Hans-Peter Fischer ist gebürtiger Cannstatter und hat 24 Jahre lang die Geschicke des Stadtbezirks als Bezirksvorsteher gelenkt. Gerade bei wichtigen politischen Themen beobachtet er, dass sich Geschichte wiederholt.

Bad Cannstatt - Was wäre Bad Cannstatt ohne seine Bewohner? In einer Serie stellen wir Cannstatter Persönlichkeiten vor, sprechen mit ihnen über Privates, aber auch über Aktuelles aus dem Stadtbezirk.

 
Herr Fischer, was darf es für Sie sein, Wein oder Wasser?
Ich trinke gerne ein Viertele, am liebsten einen Trollinger oder Lemberger aus dem Cannstatter Zuckerle.
Und wenn Sie dabei in Ihren Kalender schauen, was steht in der kommenden Woche an?
Wir haben eine große Zusammenkunft zur Vorbereitung des Volksfest-Umzugs; nach meinem Rücktritt als einer von drei geschäftsführenden Vorständen bin ich immer noch Ehrenvorstand im Volksfestverein. Bei dieser Besprechung kommen rund 40 ehrenamtliche Helfer zusammen und besprechen, wer für welche Aufgabe zuständig ist. Insgesamt helfen rund 300 Personen beim Absperren der Strecke, als Zugbegleiter, Sprecher an der Strecke und vielen anderen Aufgaben, die bei einem so großen Umzug anfallen.
Wie lange leben Sie schon in Bad Cannstatt?
Ich bin Cannstatter! Ich bin in der St.-Anna-Klinik geboren und habe fast mein ganzes Leben im Stadtbezirk verbracht.

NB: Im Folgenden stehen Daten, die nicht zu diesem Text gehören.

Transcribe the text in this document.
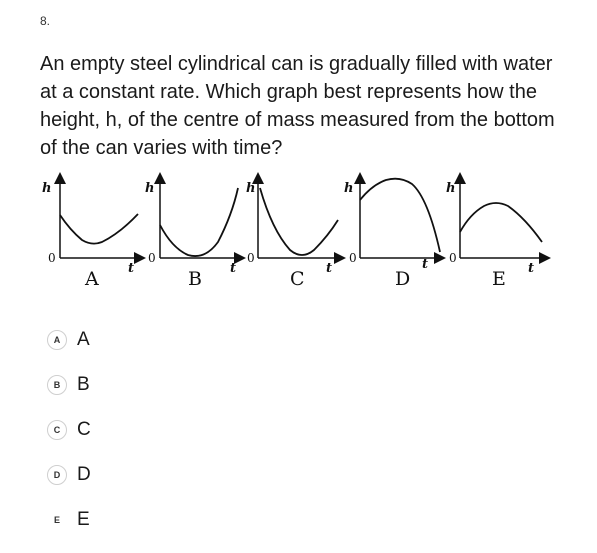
8.
An empty steel cylindrical can is gradually filled with water at a constant rate. Which graph best represents how the height, h, of the centre of mass measured from the bottom of the can varies with time?
h
t
0
A
h
t
0
B
h
t
0
C
h
t
0
D
h
t
0
E
A A
B B
C C
D D
E E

Was mögen Sie an Bad Cannstatt?
Sehr vieles. Ich habe als Kind die Zerstörung im Zweiten Weltkrieg und den Wiederaufbau miterlebt; da entwickelt man eine Bindung, auch wenn an manchen Dingen berechtigte Kritik geübt wird. Ich finde, Bad Cannstatt hat trotz sehr dichter Besiedelung viele herrliche Parks. Ich wohne in der Nähe des Kurparks und bin fast jeden Tag an einem meiner Lieblingsplätze, dem Aussichtspunkt im Oberen Kurpark.

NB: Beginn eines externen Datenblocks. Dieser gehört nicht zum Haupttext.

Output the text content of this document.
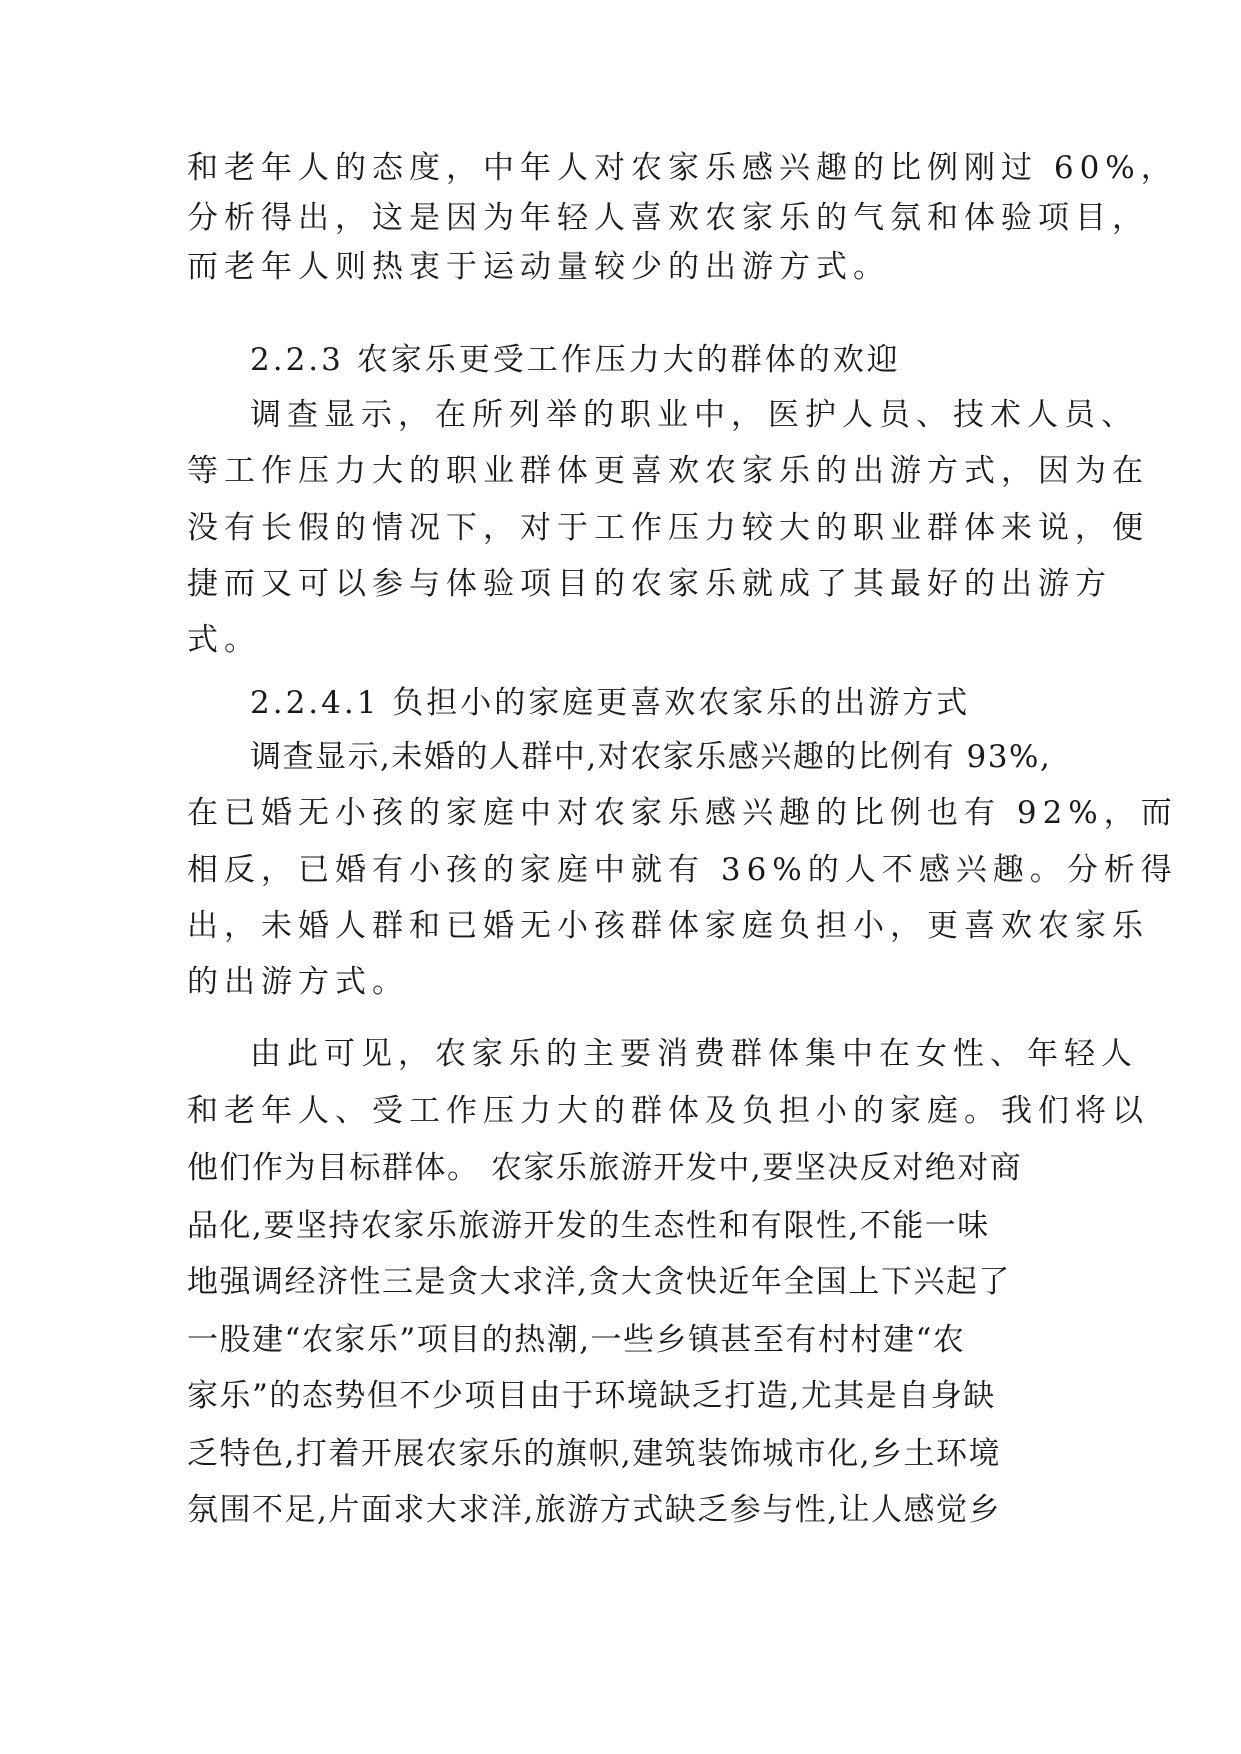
和老年人的态度，中年人对农家乐感兴趣的比例刚过 60%，
分析得出，这是因为年轻人喜欢农家乐的气氛和体验项目，
而老年人则热衷于运动量较少的出游方式。
2.2.3 农家乐更受工作压力大的群体的欢迎
调查显示，在所列举的职业中，医护人员、技术人员、
等工作压力大的职业群体更喜欢农家乐的出游方式，因为在
没有长假的情况下，对于工作压力较大的职业群体来说，便
捷而又可以参与体验项目的农家乐就成了其最好的出游方
式。
2.2.4.1 负担小的家庭更喜欢农家乐的出游方式
调查显示,未婚的人群中,对农家乐感兴趣的比例有 93%,
在已婚无小孩的家庭中对农家乐感兴趣的比例也有 92%，而
相反，已婚有小孩的家庭中就有 36%的人不感兴趣。分析得
出，未婚人群和已婚无小孩群体家庭负担小，更喜欢农家乐
的出游方式。
由此可见，农家乐的主要消费群体集中在女性、年轻人
和老年人、受工作压力大的群体及负担小的家庭。我们将以
他们作为目标群体。 农家乐旅游开发中,要坚决反对绝对商
品化,要坚持农家乐旅游开发的生态性和有限性,不能一味
地强调经济性三是贪大求洋,贪大贪快近年全国上下兴起了
一股建“农家乐”项目的热潮,一些乡镇甚至有村村建“农
家乐”的态势但不少项目由于环境缺乏打造,尤其是自身缺
乏特色,打着开展农家乐的旗帜,建筑装饰城市化,乡土环境
氛围不足,片面求大求洋,旅游方式缺乏参与性,让人感觉乡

Was gefällt Ihnen weniger, wo gibt es Verbesserungspotenzial?
Bad Cannstatt ist stark vom Verkehr belastet, besonders durch die Bundesstraßen, die hindurch und in unmittelbarer Nähe verlaufen. Dies zu verbessern, ist schwierig. Die Entlastung, die der Bau des Kappelbergtunnels gebracht hat, wurde durch den Rückbau der Waiblinger/Nürnberger Straße rückgängig gemacht; dort staut sich der Verkehr täglich. Meiner Ansicht nach war das eine falsche Entscheidung.
Sie waren von 1982 bis 2006 – also 24 Jahre lang – Bezirksvorsteher von Bad Cannstatt. Was sind rückblickend die gravierendsten Veränderungen, was ist gleich geblieben?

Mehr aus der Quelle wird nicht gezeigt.